A decisão do Conselho Administrativo de Defesa Econômica (Cade) confirmou, sem restrições, a compra da Desktop pela operadora Claro, no valor de R$ 4 bilhões. O aval foi concedido em março de 2024, e a operação tem como foco principal o estado de São Paulo, onde as duas empresas disputam a liderança no segmento de internet fixa.
Detalhes da transação
A compra engloba 73% das ações da Desktop, representando 84 milhões de cotas. O valor total inclui R$ 2,4 bilhões referentes a ativos e R$ 1,6 bilhão de dívida líquida que a Claro assumirá. A participação acionária restante, equivalente a 27%, permanece nas mãos de investidores e será objeto de uma oferta futura da operadora.
Os acionistas que venderam suas cotas são o fundo Makalu Brasil Partners, controlado pela HIG Capital, e alguns acionistas individuais, entre eles o fundador Denio Alves Lindo.

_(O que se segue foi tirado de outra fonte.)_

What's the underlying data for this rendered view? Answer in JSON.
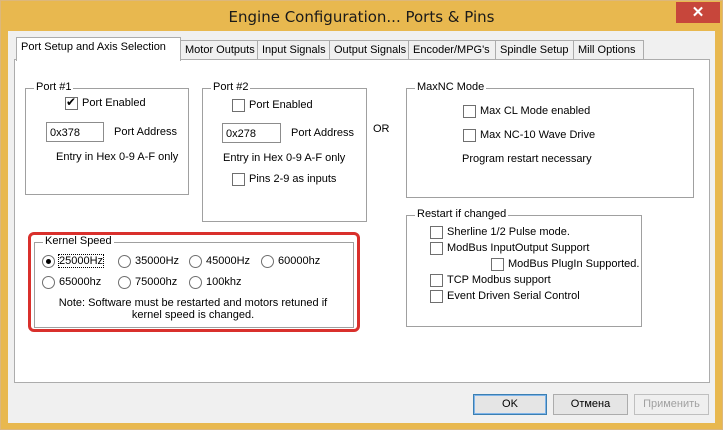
{
  "window": {
    "title": "Engine Configuration... Ports & Pins",
    "close_glyph": "✕"
  },
  "tabs": [
    {
      "label": "Port Setup and Axis Selection",
      "active": true
    },
    {
      "label": "Motor Outputs"
    },
    {
      "label": "Input Signals"
    },
    {
      "label": "Output Signals"
    },
    {
      "label": "Encoder/MPG's"
    },
    {
      "label": "Spindle Setup"
    },
    {
      "label": "Mill Options"
    }
  ],
  "port1": {
    "group_label": "Port #1",
    "enabled_label": "Port Enabled",
    "enabled": true,
    "address_value": "0x378",
    "address_label": "Port Address",
    "hint": "Entry in Hex 0-9 A-F only"
  },
  "port2": {
    "group_label": "Port #2",
    "enabled_label": "Port Enabled",
    "enabled": false,
    "address_value": "0x278",
    "address_label": "Port Address",
    "hint": "Entry in Hex 0-9 A-F only",
    "pins_label": "Pins 2-9 as inputs",
    "pins_checked": false
  },
  "or_label": "OR",
  "maxnc": {
    "group_label": "MaxNC Mode",
    "max_cl_label": "Max CL Mode enabled",
    "max_nc10_label": "Max NC-10 Wave Drive",
    "note": "Program restart necessary"
  },
  "kernel": {
    "group_label": "Kernel Speed",
    "options": [
      "25000Hz",
      "35000Hz",
      "45000Hz",
      "60000hz",
      "65000hz",
      "75000hz",
      "100khz"
    ],
    "selected": "25000Hz",
    "note_line1": "Note: Software must be restarted and motors retuned if",
    "note_line2": "kernel speed is changed."
  },
  "restart": {
    "group_label": "Restart if changed",
    "sherline_label": "Sherline 1/2 Pulse mode.",
    "modbus_io_label": "ModBus InputOutput Support",
    "modbus_plugin_label": "ModBus PlugIn Supported.",
    "tcp_label": "TCP Modbus support",
    "event_label": "Event Driven Serial Control"
  },
  "buttons": {
    "ok": "OK",
    "cancel": "Отмена",
    "apply": "Применить"
  },
  "colors": {
    "title_bar": "#e8b84f",
    "close_button": "#c7463b",
    "highlight_border": "#d9302c"
  }
}
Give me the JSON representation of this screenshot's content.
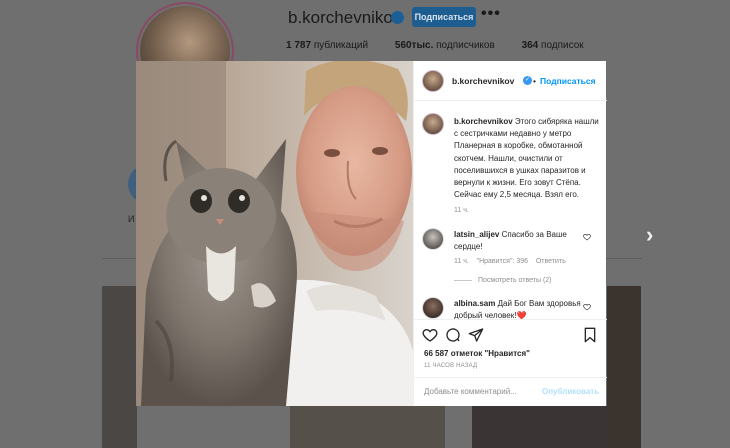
{
  "profile": {
    "username": "b.korchevnikov",
    "follow_label": "Подписаться",
    "more_label": "•••",
    "stats": {
      "posts_value": "1 787",
      "posts_label": "публикаций",
      "followers_value": "560тыс.",
      "followers_label": "подписчиков",
      "following_value": "364",
      "following_label": "подписок"
    },
    "highlight_label": "И"
  },
  "post": {
    "header": {
      "username": "b.korchevnikov",
      "separator": "•",
      "follow_label": "Подписаться"
    },
    "caption": {
      "username": "b.korchevnikov",
      "text": "Этого сибяряка нашли с сестричками недавно у метро Планерная в коробке, обмотанной скотчем. Нашли, очистили от поселившихся в ушках паразитов и вернули к жизни. Его зовут Стёпа. Сейчас ему 2,5 месяца. Взял его.",
      "time": "11 ч."
    },
    "comments": [
      {
        "username": "latsin_alijev",
        "text": "Спасибо за Ваше сердце!",
        "time": "11 ч.",
        "likes": "\"Нравится\": 396",
        "reply": "Ответить",
        "view_replies": "Посмотреть ответы (2)"
      },
      {
        "username": "albina.sam",
        "text": "Дай Бог Вам здоровья добрый человек!",
        "emoji": "❤️"
      }
    ],
    "likes_text": "66 587 отметок \"Нравится\"",
    "posted_ago": "11 ЧАСОВ НАЗАД",
    "comment_placeholder": "Добавьте комментарий...",
    "publish_label": "Опубликовать"
  },
  "colors": {
    "accent": "#0095f6",
    "muted": "#8e8e8e",
    "like_heart": "#ed4956"
  },
  "icons": [
    "verified-icon",
    "heart-icon",
    "comment-icon",
    "share-icon",
    "bookmark-icon",
    "more-icon",
    "next-arrow-icon"
  ]
}
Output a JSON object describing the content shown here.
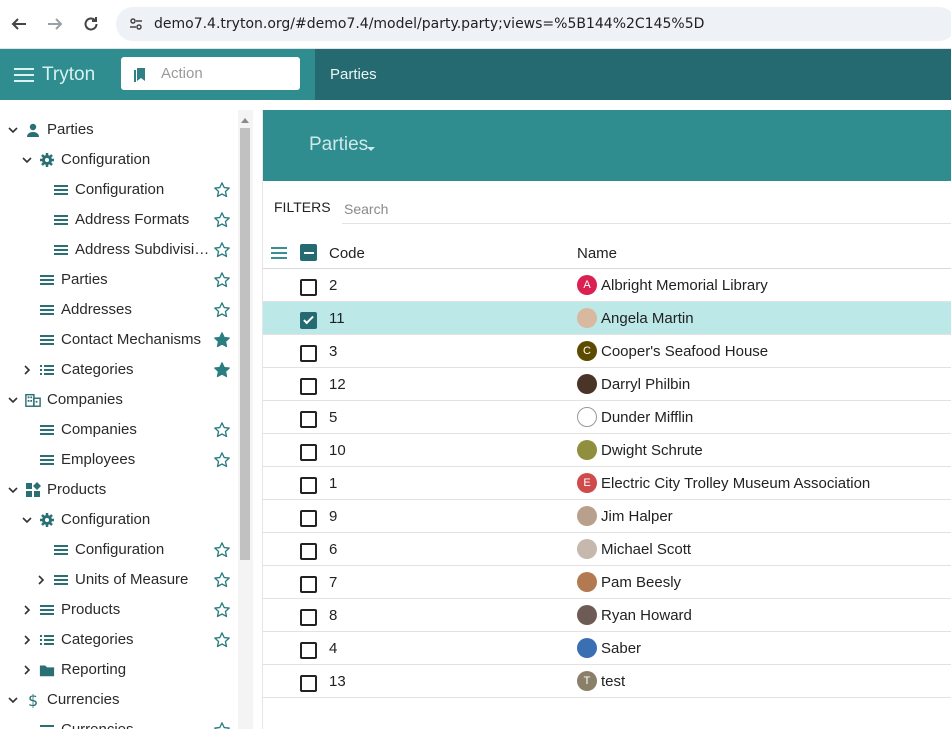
{
  "browser": {
    "url": "demo7.4.tryton.org/#demo7.4/model/party.party;views=%5B144%2C145%5D"
  },
  "header": {
    "brand": "Tryton",
    "action_placeholder": "Action",
    "active_tab": "Parties"
  },
  "sidebar": {
    "items": [
      {
        "label": "Parties",
        "starred": null
      },
      {
        "label": "Configuration",
        "starred": null
      },
      {
        "label": "Configuration",
        "starred": false
      },
      {
        "label": "Address Formats",
        "starred": false
      },
      {
        "label": "Address Subdivisi…",
        "starred": false
      },
      {
        "label": "Parties",
        "starred": false
      },
      {
        "label": "Addresses",
        "starred": false
      },
      {
        "label": "Contact Mechanisms",
        "starred": true
      },
      {
        "label": "Categories",
        "starred": true
      },
      {
        "label": "Companies",
        "starred": null
      },
      {
        "label": "Companies",
        "starred": false
      },
      {
        "label": "Employees",
        "starred": false
      },
      {
        "label": "Products",
        "starred": null
      },
      {
        "label": "Configuration",
        "starred": null
      },
      {
        "label": "Configuration",
        "starred": false
      },
      {
        "label": "Units of Measure",
        "starred": false
      },
      {
        "label": "Products",
        "starred": false
      },
      {
        "label": "Categories",
        "starred": false
      },
      {
        "label": "Reporting",
        "starred": null
      },
      {
        "label": "Currencies",
        "starred": null
      },
      {
        "label": "Currencies",
        "starred": false
      }
    ]
  },
  "main": {
    "title": "Parties",
    "filters_label": "FILTERS",
    "search_placeholder": "Search",
    "columns": {
      "code": "Code",
      "name": "Name"
    },
    "rows": [
      {
        "code": "2",
        "name": "Albright Memorial Library",
        "avatar": "A",
        "avatar_color": "#d9224f",
        "selected": false
      },
      {
        "code": "11",
        "name": "Angela Martin",
        "avatar": "",
        "avatar_color": "#d9b8a0",
        "selected": true
      },
      {
        "code": "3",
        "name": "Cooper's Seafood House",
        "avatar": "C",
        "avatar_color": "#5b4a00",
        "selected": false
      },
      {
        "code": "12",
        "name": "Darryl Philbin",
        "avatar": "",
        "avatar_color": "#4a3327",
        "selected": false
      },
      {
        "code": "5",
        "name": "Dunder Mifflin",
        "avatar": "",
        "avatar_color": "#ffffff",
        "selected": false
      },
      {
        "code": "10",
        "name": "Dwight Schrute",
        "avatar": "",
        "avatar_color": "#8f8f3e",
        "selected": false
      },
      {
        "code": "1",
        "name": "Electric City Trolley Museum Association",
        "avatar": "E",
        "avatar_color": "#cf4a4a",
        "selected": false
      },
      {
        "code": "9",
        "name": "Jim Halper",
        "avatar": "",
        "avatar_color": "#b9a08c",
        "selected": false
      },
      {
        "code": "6",
        "name": "Michael Scott",
        "avatar": "",
        "avatar_color": "#c7b8ad",
        "selected": false
      },
      {
        "code": "7",
        "name": "Pam Beesly",
        "avatar": "",
        "avatar_color": "#b37a52",
        "selected": false
      },
      {
        "code": "8",
        "name": "Ryan Howard",
        "avatar": "",
        "avatar_color": "#6f5b55",
        "selected": false
      },
      {
        "code": "4",
        "name": "Saber",
        "avatar": "",
        "avatar_color": "#3a6fb4",
        "selected": false
      },
      {
        "code": "13",
        "name": "test",
        "avatar": "T",
        "avatar_color": "#8a7f69",
        "selected": false
      }
    ]
  },
  "colors": {
    "brand_teal": "#2f8c8f",
    "header_dark": "#256a70",
    "selected_row": "#bde8e8",
    "star": "#2a7d80"
  }
}
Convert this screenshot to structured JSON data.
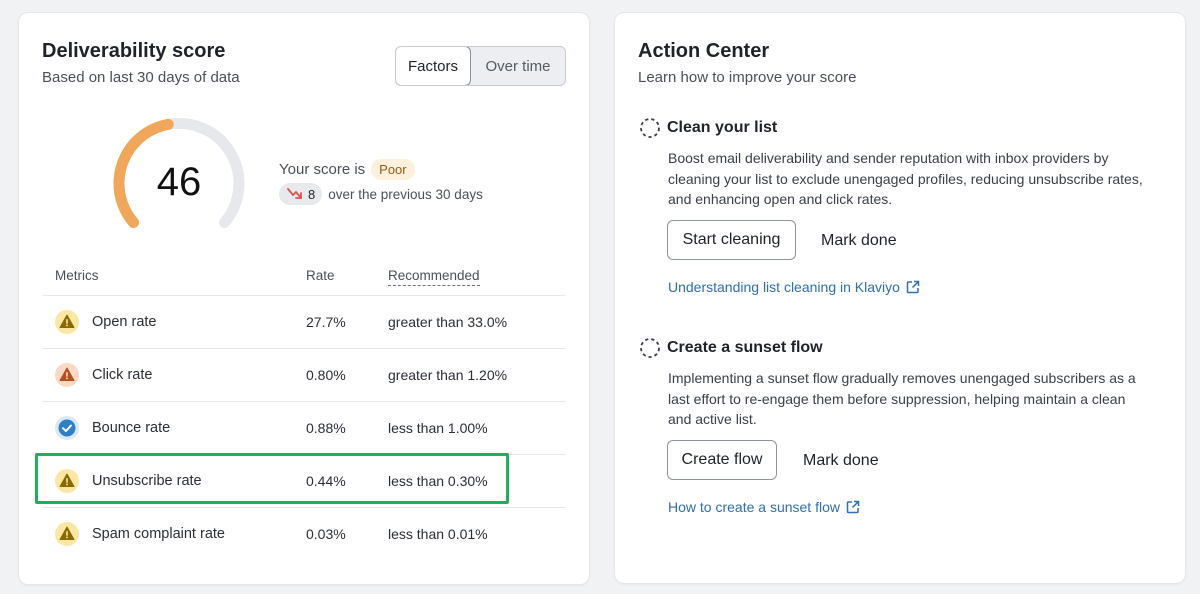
{
  "deliverability": {
    "title": "Deliverability score",
    "subtitle": "Based on last 30 days of data",
    "toggle": {
      "factors": "Factors",
      "over_time": "Over time",
      "active": "factors"
    },
    "score": {
      "value": "46",
      "level": 0.46,
      "color": "#f0a75a",
      "track_color": "#e6e8eb"
    },
    "score_text": "Your score is",
    "badge": "Poor",
    "change": {
      "value": "8",
      "text": "over the previous 30 days",
      "direction": "down",
      "color": "#d9534f"
    },
    "table": {
      "headers": {
        "metrics": "Metrics",
        "rate": "Rate",
        "recommended": "Recommended"
      },
      "rows": [
        {
          "name": "Open rate",
          "rate": "27.7%",
          "recommended": "greater than 33.0%",
          "status": "warning-yellow"
        },
        {
          "name": "Click rate",
          "rate": "0.80%",
          "recommended": "greater than 1.20%",
          "status": "warning-orange"
        },
        {
          "name": "Bounce rate",
          "rate": "0.88%",
          "recommended": "less than 1.00%",
          "status": "ok"
        },
        {
          "name": "Unsubscribe rate",
          "rate": "0.44%",
          "recommended": "less than 0.30%",
          "status": "warning-yellow"
        },
        {
          "name": "Spam complaint rate",
          "rate": "0.03%",
          "recommended": "less than 0.01%",
          "status": "warning-yellow"
        }
      ]
    }
  },
  "action_center": {
    "title": "Action Center",
    "subtitle": "Learn how to improve your score",
    "tasks": [
      {
        "title": "Clean your list",
        "description": "Boost email deliverability and sender reputation with inbox providers by cleaning your list to exclude unengaged profiles, reducing unsubscribe rates, and enhancing open and click rates.",
        "primary": "Start cleaning",
        "secondary": "Mark done",
        "link": "Understanding list cleaning in Klaviyo"
      },
      {
        "title": "Create a sunset flow",
        "description": "Implementing a sunset flow gradually removes unengaged subscribers as a last effort to re-engage them before suppression, helping maintain a clean and active list.",
        "primary": "Create flow",
        "secondary": "Mark done",
        "link": "How to create a sunset flow"
      }
    ]
  },
  "colors": {
    "highlight": "#19b35a",
    "link": "#2f6fb5",
    "warning_yellow_bg": "#fbe7a3",
    "warning_yellow_fg": "#8a6a00",
    "warning_orange_bg": "#fbd9c4",
    "warning_orange_fg": "#b5521a",
    "ok": "#2f7fc6"
  }
}
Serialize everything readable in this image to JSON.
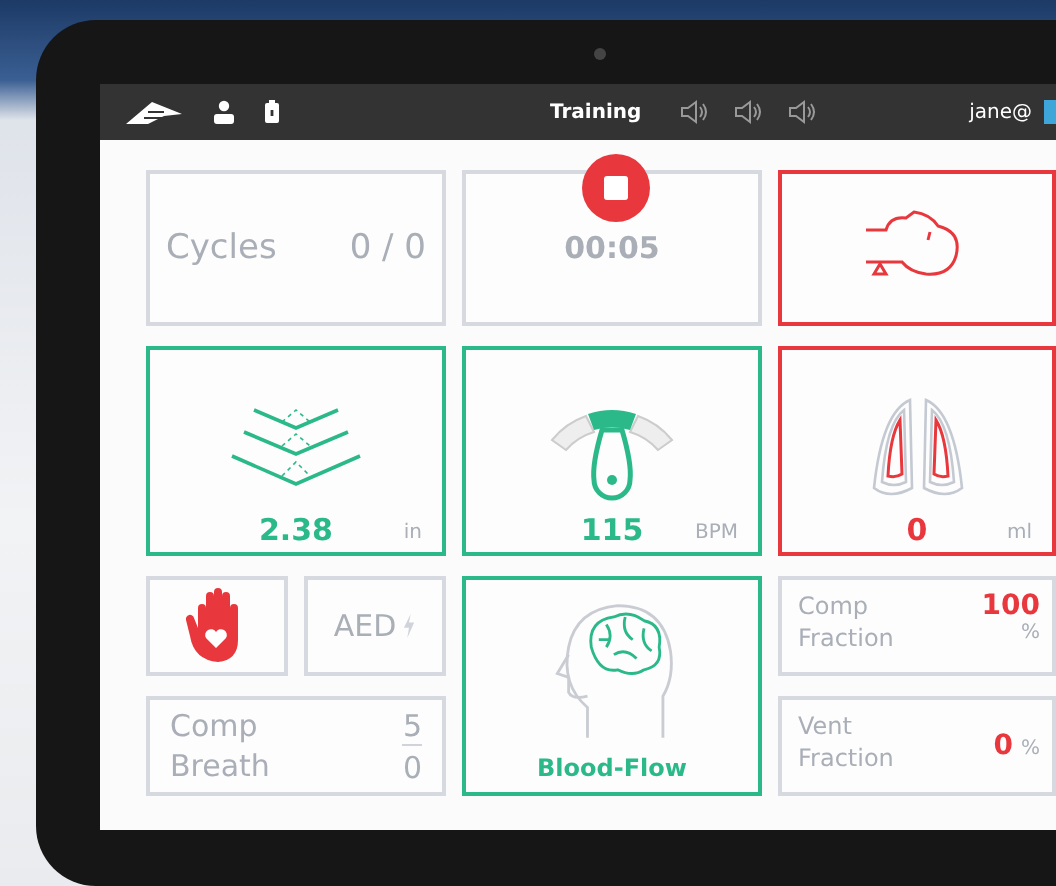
{
  "top_bar": {
    "mode": "Training",
    "user": "jane@"
  },
  "tiles": [
    {
      "kind": "counter",
      "label": "Cycles",
      "value": "0 / 0",
      "color": "#d6d9df"
    },
    {
      "kind": "timer",
      "value": "00:05",
      "color": "#d6d9df"
    },
    {
      "kind": "airway",
      "color": "#e8383d"
    },
    {
      "kind": "depth",
      "value": "2.38",
      "unit": "in",
      "color": "#2bb98a"
    },
    {
      "kind": "rate",
      "value": "115",
      "unit": "BPM",
      "color": "#2bb98a"
    },
    {
      "kind": "volume",
      "value": "0",
      "unit": "ml",
      "color": "#e8383d"
    },
    {
      "kind": "hand",
      "color": "#d6d9df"
    },
    {
      "kind": "aed",
      "label": "AED",
      "color": "#d6d9df"
    },
    {
      "kind": "brain",
      "label": "Blood-Flow",
      "color": "#2bb98a"
    },
    {
      "kind": "fraction",
      "label": "Comp Fraction",
      "value": "100",
      "unit": "%",
      "color": "#d6d9df"
    },
    {
      "kind": "ratio",
      "labels": [
        "Comp",
        "Breath"
      ],
      "values": [
        "5",
        "0"
      ],
      "color": "#d6d9df"
    },
    {
      "kind": "fraction",
      "label": "Vent Fraction",
      "value": "0",
      "unit": "%",
      "color": "#d6d9df"
    }
  ]
}
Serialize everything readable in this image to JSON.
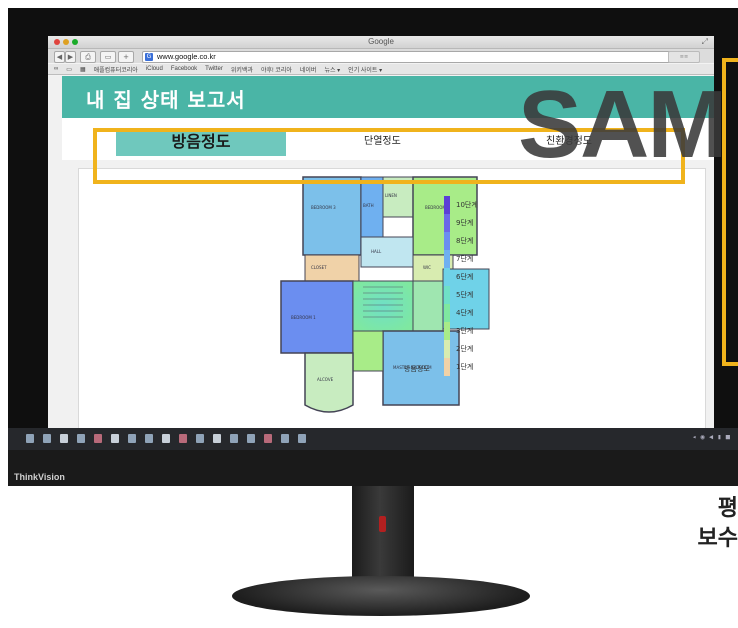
{
  "browser": {
    "window_title": "Google",
    "url": "www.google.co.kr",
    "reload_icon": "reload-icon",
    "bookmarks": [
      "애플컴퓨터코리아",
      "iCloud",
      "Facebook",
      "Twitter",
      "위키백과",
      "야후! 코리아",
      "네이버",
      "뉴스 ▾",
      "인기 사이트 ▾"
    ]
  },
  "page": {
    "title": "내 집 상태 보고서",
    "tabs": [
      {
        "label": "방음정도",
        "active": true
      },
      {
        "label": "단열정도",
        "active": false
      },
      {
        "label": "친환경정도",
        "active": false
      }
    ],
    "floorplan": {
      "rooms": [
        "BEDROOM 3",
        "BEDROOM 2",
        "BEDROOM 1",
        "BATH",
        "LINEN",
        "HALL",
        "CLOSET",
        "WIC",
        "ALCOVE",
        "MASTER BEDROOM"
      ]
    },
    "legend": {
      "title": "방음정도",
      "levels": [
        "10단계",
        "9단계",
        "8단계",
        "7단계",
        "6단계",
        "5단계",
        "4단계",
        "3단계",
        "2단계",
        "1단계"
      ],
      "colors": [
        "#5b3fd6",
        "#6a68e8",
        "#6b8ef0",
        "#6fb0f0",
        "#6fd2e8",
        "#6fe0c6",
        "#7fe8a0",
        "#a8ec88",
        "#d8ecb0",
        "#f0d2a8"
      ]
    }
  },
  "overlay": {
    "watermark": "SAM",
    "caption_line1": "평",
    "caption_line2": "보수",
    "highlight_color": "#f0b31c"
  },
  "monitor": {
    "brand": "ThinkVision",
    "tray": "◂ ◉ ◀ ▮ ■"
  }
}
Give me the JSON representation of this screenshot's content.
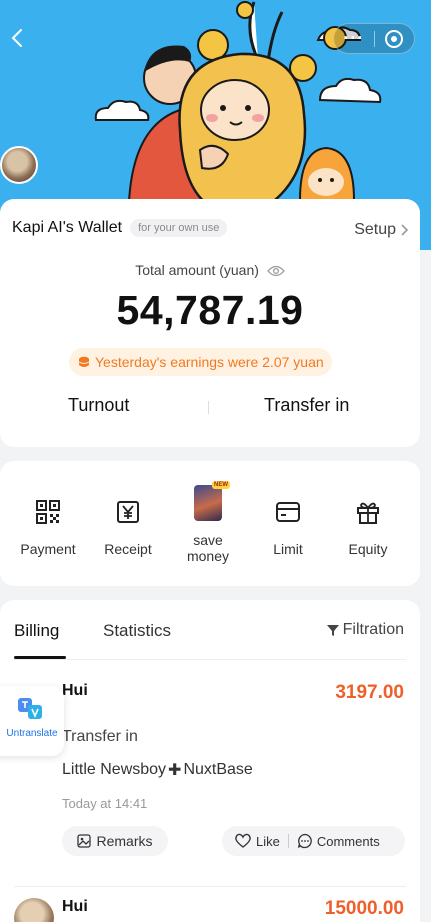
{
  "capsule": {
    "more_label": "···"
  },
  "wallet": {
    "title": "Kapi AI's Wallet",
    "tag": "for your own use",
    "setup": "Setup",
    "total_label": "Total amount (yuan)",
    "amount": "54,787.19",
    "earnings": "Yesterday's earnings were 2.07 yuan",
    "turnout": "Turnout",
    "transfer_in": "Transfer in"
  },
  "services": [
    {
      "label": "Payment",
      "icon": "qr-code-icon"
    },
    {
      "label": "Receipt",
      "icon": "yuan-receipt-icon"
    },
    {
      "label": "save\nmoney",
      "line1": "save",
      "line2": "money",
      "icon": "save-money-image"
    },
    {
      "label": "Limit",
      "icon": "card-icon"
    },
    {
      "label": "Equity",
      "icon": "gift-icon"
    }
  ],
  "save_tag": "NEW",
  "billing": {
    "tab_billing": "Billing",
    "tab_statistics": "Statistics",
    "filtration": "Filtration",
    "rows": [
      {
        "name": "Hui",
        "amount": "3197.00",
        "type": "Transfer in",
        "note_left": "Little Newsboy",
        "note_plus": "✚",
        "note_right": "NuxtBase",
        "time": "Today at 14:41",
        "remarks": "Remarks",
        "like": "Like",
        "comments": "Comments"
      },
      {
        "name": "Hui",
        "amount": "15000.00"
      }
    ]
  },
  "untranslate_label": "Untranslate",
  "colors": {
    "hero_bg": "#3ab0ee",
    "amount_orange": "#ef5f2a",
    "earnings_bg": "#fff2e2"
  }
}
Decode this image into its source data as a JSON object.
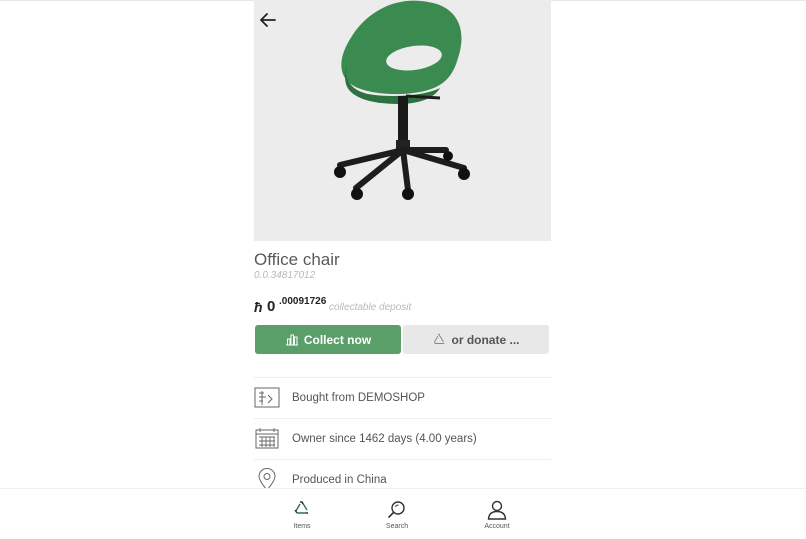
{
  "item": {
    "title": "Office chair",
    "id": "0.0.34817012",
    "price_symbol": "ħ",
    "price_int": "0",
    "price_dec": ".00091726",
    "price_note": "collectable deposit"
  },
  "actions": {
    "collect_label": "Collect now",
    "donate_label": "or donate ..."
  },
  "details": [
    {
      "icon": "shop-icon",
      "text": "Bought from DEMOSHOP"
    },
    {
      "icon": "calendar-icon",
      "text": "Owner since 1462 days (4.00 years)"
    },
    {
      "icon": "location-pin-icon",
      "text": "Produced in China"
    }
  ],
  "nav": {
    "items": [
      {
        "icon": "recycle-icon",
        "label": "Items"
      },
      {
        "icon": "search-icon",
        "label": "Search"
      },
      {
        "icon": "user-icon",
        "label": "Account"
      }
    ]
  },
  "colors": {
    "accent": "#5a9e6a",
    "chair": "#3b8a4f",
    "hero_bg": "#ececec"
  }
}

A negociação começou no final de 2025, após a Desktop ter avaliado outras propostas, inclusive da Vivo, que não avançaram por divergências de preço.
Impactos no mercado de banda larga
Com a aquisição, a Claro amplia significativamente sua presença em 198 municípios paulistas onde já existia sobreposição de atuação. Em algumas dessas cidades, a soma das participações das duas empresas pode alcançar níveis elevados, mas o Cade considerou que a concorrência permanecerá saudável.
O órgão destacou que a presença de outras operadoras nacionais e de provedores regionais garante a continuidade da disputa por clientes. Além disso, foram apontadas redes alternativas e a possibilidade de entrada de novos concorrentes nos mercados afetados.
Um dos incentivos econômicos previstos no acordo é a desativação gradual de infraestruturas redundantes, evitando custos desnecessários e otimizando a eficiência da rede integrada.
Reações de reguladores e perspectivas futuras
A Anatel, que já havia concedido anuência prévia ao negócio, também analisou a operação. Em 2025, a agência havia sinalizado preocupações sobre possíveis efeitos negativos na concorrência, mas a aprovação final foi mantida após a revisão dos termos.
Especialistas do setor apontam que a consolidação pode trazer benefícios aos consumidores, como investimentos em tecnologia e ampliação de cobertura, embora haja temores de concentração excessiva em áreas estratégicas.
Para a Claro, a compra representa um passo importante na estratégia de diversificação de serviços, reforçando seu portfólio de fibra óptica e preparando o terreno para novos produtos digitais.
- Valor total da operação: R$ 4 bilhões
- Participação adquirida: 73% da Desktop
- Ativos incluídos: R$ 2,4 bilhões
- Dívida assumida: R$ 1,6 bilhão
- Municípios com sobreposição: 198 em São Paulo
O futuro da Desktop, agora sob controle majoritário da Claro, dependerá da integração das redes e da capacidade de oferecer serviços diferenciados em um mercado competitivo. A expectativa é que a combinação das infraestruturas gere sinergias que reduzam custos operacionais e melhorem a qualidade da conexão para os usuários finais.
Observadores do mercado recomendam que os consumidores acompanhem as mudanças nos planos e nas ofertas, pois a nova estrutura pode trazer promoções e pacotes mais atrativos. Ao mesmo tempo, é importante monitorar eventuais impactos regulatórios que possam surgir em decorrência da concentração de ativos.
Em resumo, a aprovação do Cade sinaliza que a operação está alinhada com as normas de concorrência e que o ambiente regulatório brasileiro está aberto a consolidações que tragam ganhos de eficiência, desde que preservem a competição saudável.